7 thoughts on “Mountains, Molehills, and What-Ifs

  1. I am also an anxious person, and self-diagnosed obsessive-compulsive. Not as bad as Jack Nicholson’s character in As Good As It Gets, but approaching that during certain moments. I’ve also noticed a penchant in myself to build some *thing* up to monstrous proportions (molehill—>mountain), and then when all is said and done wonder how/why I made it into such a big deal. On the other hand, I think there’s a certain benefit to that penchant: a little bit of that, anyway, keeps one sharp, I think. And I worry (<—see, there I go) that if I DON'T exercise a healthy dose of self-doubt, I'll become cocky and insufferable. You, Denise, are so talented and full of heart. I'm sorry about your torn rotator cuff, but I have every confidence you pulled off that gig flawlessly. Stunning photos, btw!~Deb

  2. That post was such a lovely introspection and communication that so many can identify with. I don’t think you would be you without sharing your vulnerable side with us, and your stunningly remarkable positivity, that always wins out! I am sending healing thoughts for your rotator cuff…and I trust that it will heal very quickly because of your great attitude! The absolutely breathtaking photos of Utah are such testaments to the many glories of our planet! I have experienced that part of the country many times visiting a friend who lived there for several years. I actually went to the Sundance location you mentioned during the film festival there. Your performing and teaching always comes across with meaning for the fortunate ones who receive it’s many benefits. It’s as you said, that “teacher mode” thing is well-known to me, and no matter what else we have going on in our lives, that takes over, turbo drive kicks in, and we are off! It is actually kind of thrilling…almost like a drug, but a good drug. Your good works are many, and your expressions of self are priceless…Thank You.

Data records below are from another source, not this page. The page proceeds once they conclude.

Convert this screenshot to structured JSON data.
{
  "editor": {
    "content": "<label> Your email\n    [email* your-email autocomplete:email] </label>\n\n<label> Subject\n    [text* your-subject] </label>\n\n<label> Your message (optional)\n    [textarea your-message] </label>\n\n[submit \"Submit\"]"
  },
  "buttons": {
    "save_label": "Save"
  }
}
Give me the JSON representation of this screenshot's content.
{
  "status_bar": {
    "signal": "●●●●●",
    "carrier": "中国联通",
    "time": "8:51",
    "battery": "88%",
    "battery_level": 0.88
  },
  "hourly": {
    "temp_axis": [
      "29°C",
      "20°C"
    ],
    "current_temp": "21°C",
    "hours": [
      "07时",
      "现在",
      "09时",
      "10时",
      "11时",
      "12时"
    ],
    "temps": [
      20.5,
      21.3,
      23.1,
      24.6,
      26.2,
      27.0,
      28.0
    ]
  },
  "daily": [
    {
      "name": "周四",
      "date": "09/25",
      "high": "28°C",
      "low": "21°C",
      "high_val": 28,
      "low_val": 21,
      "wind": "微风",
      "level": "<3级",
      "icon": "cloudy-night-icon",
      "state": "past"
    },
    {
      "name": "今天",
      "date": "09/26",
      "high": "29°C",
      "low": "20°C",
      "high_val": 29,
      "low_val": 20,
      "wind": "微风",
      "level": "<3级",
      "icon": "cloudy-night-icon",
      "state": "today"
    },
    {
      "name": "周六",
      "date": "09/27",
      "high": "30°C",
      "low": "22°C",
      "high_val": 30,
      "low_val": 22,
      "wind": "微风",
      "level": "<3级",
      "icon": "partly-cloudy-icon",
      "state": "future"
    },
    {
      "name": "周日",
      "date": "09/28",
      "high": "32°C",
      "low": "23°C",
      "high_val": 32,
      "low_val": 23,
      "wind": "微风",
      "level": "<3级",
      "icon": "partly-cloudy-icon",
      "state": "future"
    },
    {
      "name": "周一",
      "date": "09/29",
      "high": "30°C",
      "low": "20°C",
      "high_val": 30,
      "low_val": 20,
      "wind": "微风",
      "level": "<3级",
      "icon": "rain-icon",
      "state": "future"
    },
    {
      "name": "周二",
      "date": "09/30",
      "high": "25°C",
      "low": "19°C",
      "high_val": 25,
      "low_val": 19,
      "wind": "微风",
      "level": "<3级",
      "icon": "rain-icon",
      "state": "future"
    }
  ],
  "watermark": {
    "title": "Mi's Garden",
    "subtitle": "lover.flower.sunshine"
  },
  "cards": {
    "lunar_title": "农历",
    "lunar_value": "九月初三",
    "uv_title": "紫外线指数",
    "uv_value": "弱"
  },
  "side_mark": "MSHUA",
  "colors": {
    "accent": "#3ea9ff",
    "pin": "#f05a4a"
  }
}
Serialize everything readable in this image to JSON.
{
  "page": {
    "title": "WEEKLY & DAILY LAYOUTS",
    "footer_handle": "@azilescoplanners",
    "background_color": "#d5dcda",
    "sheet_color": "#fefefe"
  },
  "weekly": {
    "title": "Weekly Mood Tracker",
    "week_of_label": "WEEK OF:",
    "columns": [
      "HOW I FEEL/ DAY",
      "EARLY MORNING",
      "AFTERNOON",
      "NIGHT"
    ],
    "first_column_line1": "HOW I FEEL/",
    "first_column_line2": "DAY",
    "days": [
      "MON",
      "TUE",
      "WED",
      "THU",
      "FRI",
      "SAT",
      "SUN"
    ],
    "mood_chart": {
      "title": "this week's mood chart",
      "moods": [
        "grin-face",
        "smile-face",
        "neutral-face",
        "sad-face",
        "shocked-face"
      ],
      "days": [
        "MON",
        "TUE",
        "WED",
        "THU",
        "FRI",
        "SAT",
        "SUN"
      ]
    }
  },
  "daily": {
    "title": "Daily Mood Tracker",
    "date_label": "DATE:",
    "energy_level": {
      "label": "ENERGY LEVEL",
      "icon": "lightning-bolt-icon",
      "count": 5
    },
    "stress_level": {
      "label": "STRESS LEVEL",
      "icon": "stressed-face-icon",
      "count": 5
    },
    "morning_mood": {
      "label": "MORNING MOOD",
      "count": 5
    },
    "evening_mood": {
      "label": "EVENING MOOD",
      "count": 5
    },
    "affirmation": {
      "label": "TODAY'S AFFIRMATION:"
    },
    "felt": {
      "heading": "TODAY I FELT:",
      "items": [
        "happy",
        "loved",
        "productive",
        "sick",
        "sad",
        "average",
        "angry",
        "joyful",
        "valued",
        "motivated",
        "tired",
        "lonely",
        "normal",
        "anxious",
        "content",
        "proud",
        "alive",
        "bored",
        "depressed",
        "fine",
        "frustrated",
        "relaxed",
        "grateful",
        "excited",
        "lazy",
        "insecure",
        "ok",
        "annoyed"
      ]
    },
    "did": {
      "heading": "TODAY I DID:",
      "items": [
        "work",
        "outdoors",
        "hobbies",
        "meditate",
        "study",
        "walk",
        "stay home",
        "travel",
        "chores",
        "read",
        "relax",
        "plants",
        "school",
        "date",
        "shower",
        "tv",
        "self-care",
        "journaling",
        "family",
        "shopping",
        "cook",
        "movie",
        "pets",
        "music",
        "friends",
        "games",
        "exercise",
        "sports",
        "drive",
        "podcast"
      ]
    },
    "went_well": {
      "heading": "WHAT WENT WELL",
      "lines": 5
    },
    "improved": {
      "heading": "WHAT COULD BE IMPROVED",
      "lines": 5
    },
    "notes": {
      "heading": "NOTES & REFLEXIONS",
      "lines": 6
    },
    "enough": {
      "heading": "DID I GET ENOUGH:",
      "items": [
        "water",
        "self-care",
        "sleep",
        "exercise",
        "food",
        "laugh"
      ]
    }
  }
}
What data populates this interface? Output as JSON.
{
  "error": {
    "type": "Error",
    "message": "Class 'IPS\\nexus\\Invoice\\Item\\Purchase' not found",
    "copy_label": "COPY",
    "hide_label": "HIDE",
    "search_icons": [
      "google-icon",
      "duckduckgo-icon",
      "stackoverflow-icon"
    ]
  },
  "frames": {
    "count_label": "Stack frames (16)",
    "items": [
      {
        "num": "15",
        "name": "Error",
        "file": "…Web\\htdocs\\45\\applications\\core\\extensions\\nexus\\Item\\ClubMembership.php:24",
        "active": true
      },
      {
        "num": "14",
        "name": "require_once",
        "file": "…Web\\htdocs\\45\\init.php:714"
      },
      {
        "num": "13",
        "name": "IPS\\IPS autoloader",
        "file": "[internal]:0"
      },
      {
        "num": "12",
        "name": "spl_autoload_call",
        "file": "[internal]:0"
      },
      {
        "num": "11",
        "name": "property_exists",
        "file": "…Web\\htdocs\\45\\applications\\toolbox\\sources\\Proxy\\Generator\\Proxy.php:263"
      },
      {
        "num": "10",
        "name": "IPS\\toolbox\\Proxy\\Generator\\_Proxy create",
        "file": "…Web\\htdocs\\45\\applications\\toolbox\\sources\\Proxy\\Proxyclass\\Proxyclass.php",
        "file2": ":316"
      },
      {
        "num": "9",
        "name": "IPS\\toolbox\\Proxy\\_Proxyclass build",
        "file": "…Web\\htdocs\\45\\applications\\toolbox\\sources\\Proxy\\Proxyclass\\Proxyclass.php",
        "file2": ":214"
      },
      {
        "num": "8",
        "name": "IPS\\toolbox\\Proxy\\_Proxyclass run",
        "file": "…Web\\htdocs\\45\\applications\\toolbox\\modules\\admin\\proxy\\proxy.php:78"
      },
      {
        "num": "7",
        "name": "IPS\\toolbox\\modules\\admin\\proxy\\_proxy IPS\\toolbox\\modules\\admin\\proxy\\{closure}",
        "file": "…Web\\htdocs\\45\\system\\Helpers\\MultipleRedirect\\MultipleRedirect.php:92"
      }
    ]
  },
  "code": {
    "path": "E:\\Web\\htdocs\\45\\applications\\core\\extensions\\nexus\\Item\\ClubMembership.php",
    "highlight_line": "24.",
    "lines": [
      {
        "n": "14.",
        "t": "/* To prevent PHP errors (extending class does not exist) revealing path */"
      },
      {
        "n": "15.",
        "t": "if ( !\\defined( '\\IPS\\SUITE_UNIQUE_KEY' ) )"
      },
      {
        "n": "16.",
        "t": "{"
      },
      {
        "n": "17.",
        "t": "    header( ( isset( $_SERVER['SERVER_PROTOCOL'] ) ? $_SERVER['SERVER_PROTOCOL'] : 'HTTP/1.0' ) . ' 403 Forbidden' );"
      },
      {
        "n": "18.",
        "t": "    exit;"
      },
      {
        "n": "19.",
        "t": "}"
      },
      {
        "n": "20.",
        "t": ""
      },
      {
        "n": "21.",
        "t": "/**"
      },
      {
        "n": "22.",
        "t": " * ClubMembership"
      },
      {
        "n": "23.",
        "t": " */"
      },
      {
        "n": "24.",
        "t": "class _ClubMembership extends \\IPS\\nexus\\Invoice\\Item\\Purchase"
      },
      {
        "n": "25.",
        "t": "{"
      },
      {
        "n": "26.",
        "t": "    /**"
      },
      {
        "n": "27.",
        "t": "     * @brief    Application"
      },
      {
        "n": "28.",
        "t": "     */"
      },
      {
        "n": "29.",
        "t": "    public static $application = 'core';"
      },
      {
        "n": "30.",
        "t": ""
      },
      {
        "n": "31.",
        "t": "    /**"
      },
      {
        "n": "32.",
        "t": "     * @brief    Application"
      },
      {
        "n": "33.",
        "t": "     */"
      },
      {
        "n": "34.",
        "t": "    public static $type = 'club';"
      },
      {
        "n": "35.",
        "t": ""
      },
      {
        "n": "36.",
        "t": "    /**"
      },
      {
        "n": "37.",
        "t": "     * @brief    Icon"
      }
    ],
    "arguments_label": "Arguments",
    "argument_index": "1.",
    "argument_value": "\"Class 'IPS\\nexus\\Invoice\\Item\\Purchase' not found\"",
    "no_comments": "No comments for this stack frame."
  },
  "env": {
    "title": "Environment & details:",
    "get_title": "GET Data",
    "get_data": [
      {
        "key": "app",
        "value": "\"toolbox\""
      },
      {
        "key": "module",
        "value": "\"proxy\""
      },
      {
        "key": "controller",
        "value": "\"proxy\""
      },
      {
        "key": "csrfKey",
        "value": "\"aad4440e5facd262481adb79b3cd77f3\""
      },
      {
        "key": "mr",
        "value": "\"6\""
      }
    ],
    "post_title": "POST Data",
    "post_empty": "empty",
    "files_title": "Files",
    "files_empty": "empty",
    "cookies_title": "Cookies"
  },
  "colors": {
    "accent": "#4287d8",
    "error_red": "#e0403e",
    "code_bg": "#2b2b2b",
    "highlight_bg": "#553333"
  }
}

    1. Jan, I so appreciate your always beautifully positive and loving spirit. Thank you for your kind words. And yes, we teachers all know the ‘teacher mode’- comes in handy during times of challenge. Our love of what we do always gets us through, doesn’t it? ❤️

  3. Thank you for being so open and honest about the difficulties you are facing. I have a habit of being the “worst case scenario” person. On one side it causes lots of hand wringing and on the other it susses out hidden pitfalls that can be corrected before they migrate from mole hill to mountain! I hope the shoulder is feeling better…

    1. Thank you so much. There are definitely benefits of thinking through potential pitfalls before they happen, but the worry part…ugh. Just got back from a long drive to Orlando for a conference performance (took Marley with me!) and my shoulder didn’t like that. MRI result on Tuesday.